There are others, but they are rare quite as, I have come to notice, mealtimes are rarities in novels:

A favoured contemporary criticism of novels is that writers create unreal worlds in which no mobile phone rings, no email buzzes up on a screen, protagonists rarely tweet, nor do they spend hours deluding themselves as to their worth on Facebook.  Indeed, the world of literature rarely endorses the menial, the day-to-day, and, often as not, a meal is ne’er eaten.  Perhaps for this reason alone I cannot forget being enthralled by Charles Arrowby in Iris Murdoch’s The Sea The Sea, protagonist who notes down the meals of which he partakes in his diary – substantial mutterings as to the qualities of his tinned anchovies or otherwise.  Nor that third chapter of Ulysees, in which Leopold Bloom appears:

Mr Leopold Bloom ate with relish the inner organs of beasts and fowls.  He liked thick giblet soup, nutty gizzards, a stuffed roast heart, liver slices fried with crustcrumbs, fried hencod’s roes.  Most of all he liked grilled mutton kidneys which gave to his palate a fine tang of faintly scented urine.

In investigating that most ritualistic of dishes, the Ortolan Bunting, I happened upon the tale Le Duc de l’Omelette by Edgar Allen-Poe.  An extraordinary tale, in which Duke Omelette’s vanity is wounded when the dish is not prepared as should be.

As an aside, and so that the same does not occur for you, I shall elaborate here on the etiquette of eating an Ortolan Bunting:

The Ortolan Bunting, Emberiza Hortulana, is fattened to four times its own size, then drowned in burning Armagnac for eight minutes. To eat the tiny bird, one covers one’s head with a linen shroud, to keep in the aroma and to hide the appalling act from God.  The head dangling from between the lips, one gorges on the whole bird, lungs, heart and bones.

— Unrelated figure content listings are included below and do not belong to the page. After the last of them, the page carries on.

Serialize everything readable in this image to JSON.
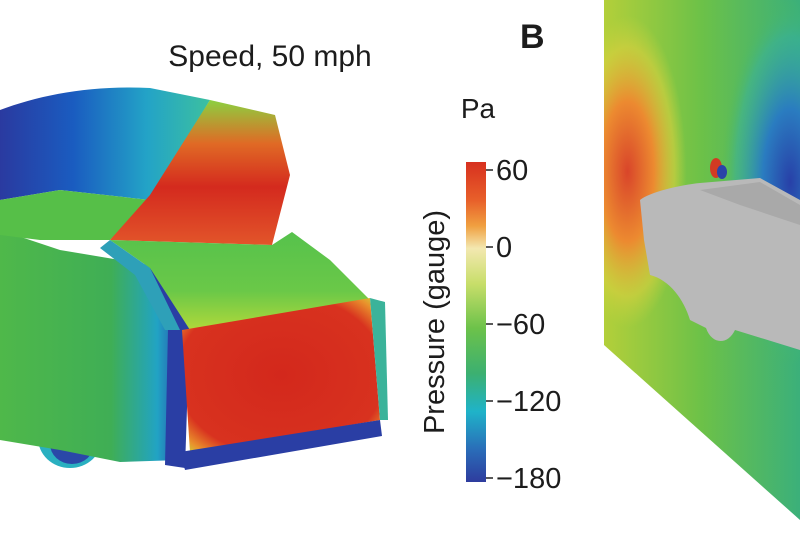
{
  "figure": {
    "title": "Speed, 50 mph",
    "panel_letter": "B",
    "unit": "Pa",
    "colorbar_label": "Pressure (gauge)",
    "colorbar_ticks": [
      {
        "value": 60,
        "label": "60"
      },
      {
        "value": 0,
        "label": "0"
      },
      {
        "value": -60,
        "label": "−60"
      },
      {
        "value": -120,
        "label": "−120"
      },
      {
        "value": -180,
        "label": "−180"
      }
    ],
    "colorbar_range": [
      -180,
      60
    ],
    "colors": {
      "high": "#d7301f",
      "orange": "#f07a2a",
      "neutral": "#f3e8b0",
      "mid": "#5cc14a",
      "cyan": "#1fb3c9",
      "low": "#2e3c9e",
      "car_gray": "#b9b9b9"
    }
  }
}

Despite the extant foody members of the literati, or vice-versa, food-writing, as per the likely ordering of a bookshop, is low down the literary hierarchy.  In parentheses, I cannot fail to notice that whilst “bookish” suggest highbrow and even charmingly raffish, the term “foody” has a vaguely illiterate nuance about it. While Travel-Writing, which gained in reputation with the erudite travelogues of Patrick Leigh Fermor, the haunting writings of W. G. Sebald walking the length of the Norfolk coast in The Rings of Saturn and Rebecca West’s magnum opus Black Lamb, Grey Falcon, charting the contemporary history of the Balkans, is recognised to having some literary substance.  Food writing is denigrated to the “Cookery” section.  The odd book with an auto-biographical lend, such as Nigel Slater’s Toast might make it across to the Biography section.  But, in the majority of cases it is considered a lesser-form it is the chick-lit or worse of the Bookshop.

All this to simply interpolate whether in fact food-writing, now being revived and employed by the very best, could perhaps offer a framework, a sort-of straight-jacket in which the most elaborate literary fictions, the most marvellous concoctions of words could come to life.   I understand food to be one of our most vital acts of communion, a meeting of the outer world with the inner.  Quotidian it may be, mundane even, and the fact that we cannot do without seemingly renders it of the least profound of acts, but the very same reasoning recognises food as a subject that both reflects our interior psychological states and, more generally, contemporary society and politics.  As yet burgeoning, the art of food-writing is a literary art striving to find its form…

And of course, if good dinner-party conversation does not arise, a hindrance Borges is not so mindful of, good food offers a handy cue.